歩きながら山口は、もらった魔法書をパラパラとめくった。そこで山口はエレベーターを見てニヤリとした……。

 山口がその場からいなくなった後も、少女とメイドの二人は山口に魔法書をプレゼントしたことをめぐって言い争っていた……。
「どんな本をあげたんですか?」
「……えーと、何の魔法書だったかしら」
少女はとぼけたが、
「あの男に見せてもらいましょう」
そこで少女とメイドは山口が消えていることに気づいた。
「あいつを見なかった?」
すぐにメイドは近くにいた妖精兵に尋ねた。妖精兵はエレベーターを指さしながら、
「下に降りちゃったようです」
メイドはすぐにエレベーターに駆け寄ると、エレベーターの現在位置の表示を見た。「1F」と表示されていた。

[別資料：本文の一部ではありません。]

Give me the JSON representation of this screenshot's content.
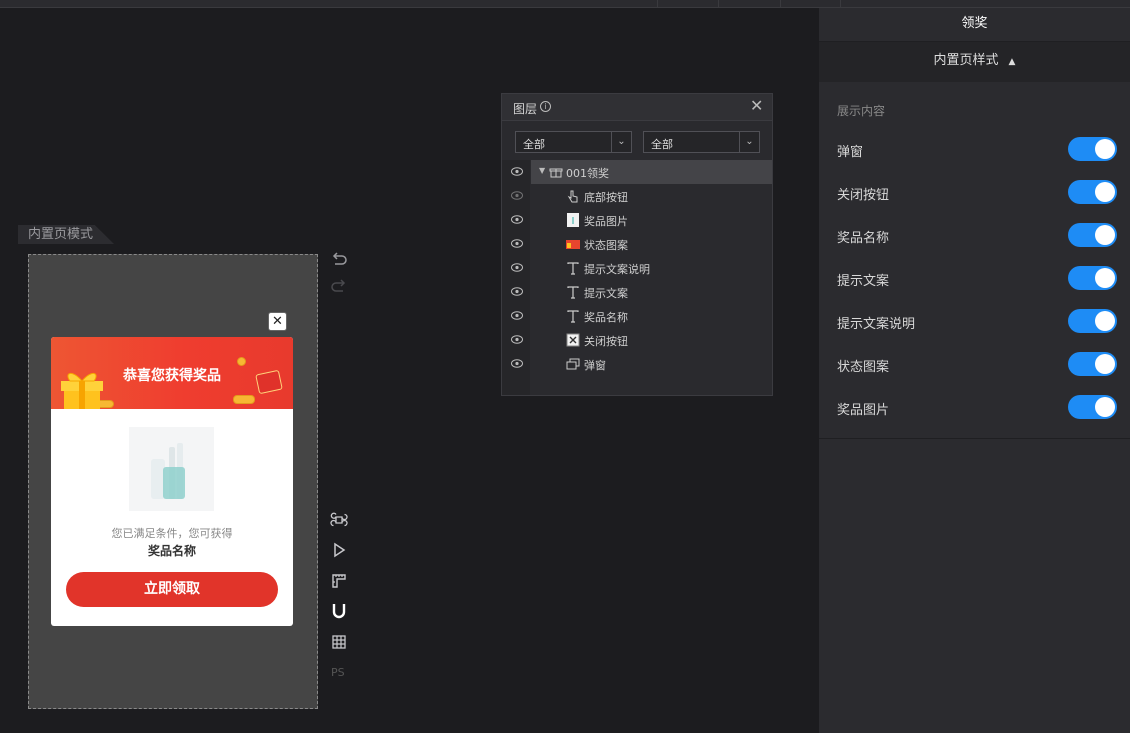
{
  "canvas": {
    "mode_label": "内置页模式"
  },
  "popup": {
    "close_glyph": "✕",
    "title": "恭喜您获得奖品",
    "hint": "您已满足条件，您可获得",
    "prize_name": "奖品名称",
    "claim_button": "立即领取"
  },
  "tools": {
    "ps_label": "PS",
    "icons": [
      "undo-icon",
      "redo-icon",
      "command-icon",
      "play-icon",
      "ruler-icon",
      "magnet-icon",
      "grid-icon"
    ]
  },
  "layers_panel": {
    "title": "图层",
    "info_glyph": "i",
    "close_glyph": "✕",
    "filter_left": "全部",
    "filter_right": "全部",
    "root_layer": "001领奖",
    "items": [
      {
        "label": "底部按钮",
        "icon": "pointer-icon"
      },
      {
        "label": "奖品图片",
        "icon": "image-icon"
      },
      {
        "label": "状态图案",
        "icon": "image-thumb-icon"
      },
      {
        "label": "提示文案说明",
        "icon": "text-icon"
      },
      {
        "label": "提示文案",
        "icon": "text-icon"
      },
      {
        "label": "奖品名称",
        "icon": "text-icon"
      },
      {
        "label": "关闭按钮",
        "icon": "close-box-icon"
      },
      {
        "label": "弹窗",
        "icon": "layers-icon"
      }
    ]
  },
  "right_panel": {
    "title": "领奖",
    "section": "内置页样式",
    "sub_heading": "展示内容",
    "accent": "#1e8cf5",
    "toggles": [
      {
        "label": "弹窗",
        "on": true
      },
      {
        "label": "关闭按钮",
        "on": true
      },
      {
        "label": "奖品名称",
        "on": true
      },
      {
        "label": "提示文案",
        "on": true
      },
      {
        "label": "提示文案说明",
        "on": true
      },
      {
        "label": "状态图案",
        "on": true
      },
      {
        "label": "奖品图片",
        "on": true
      }
    ]
  }
}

 すぐにメイドはポケットから時計の模様があるカードを取り出した。先ほどと似た白い光をエレベーターにかざした。すると、すぐにエレベーターがこのフロアに着いた。エレベーターのドアが開いた瞬間、メイドはエレベーターの中に駆け込み、それに続き、そのフロアにいた妖精兵全員が乗りこんだ。
「お嬢様は貴賓室にお戻りください!」
メイドはそう少女に言うと、エレベーターのドアを閉め、下に降りていった。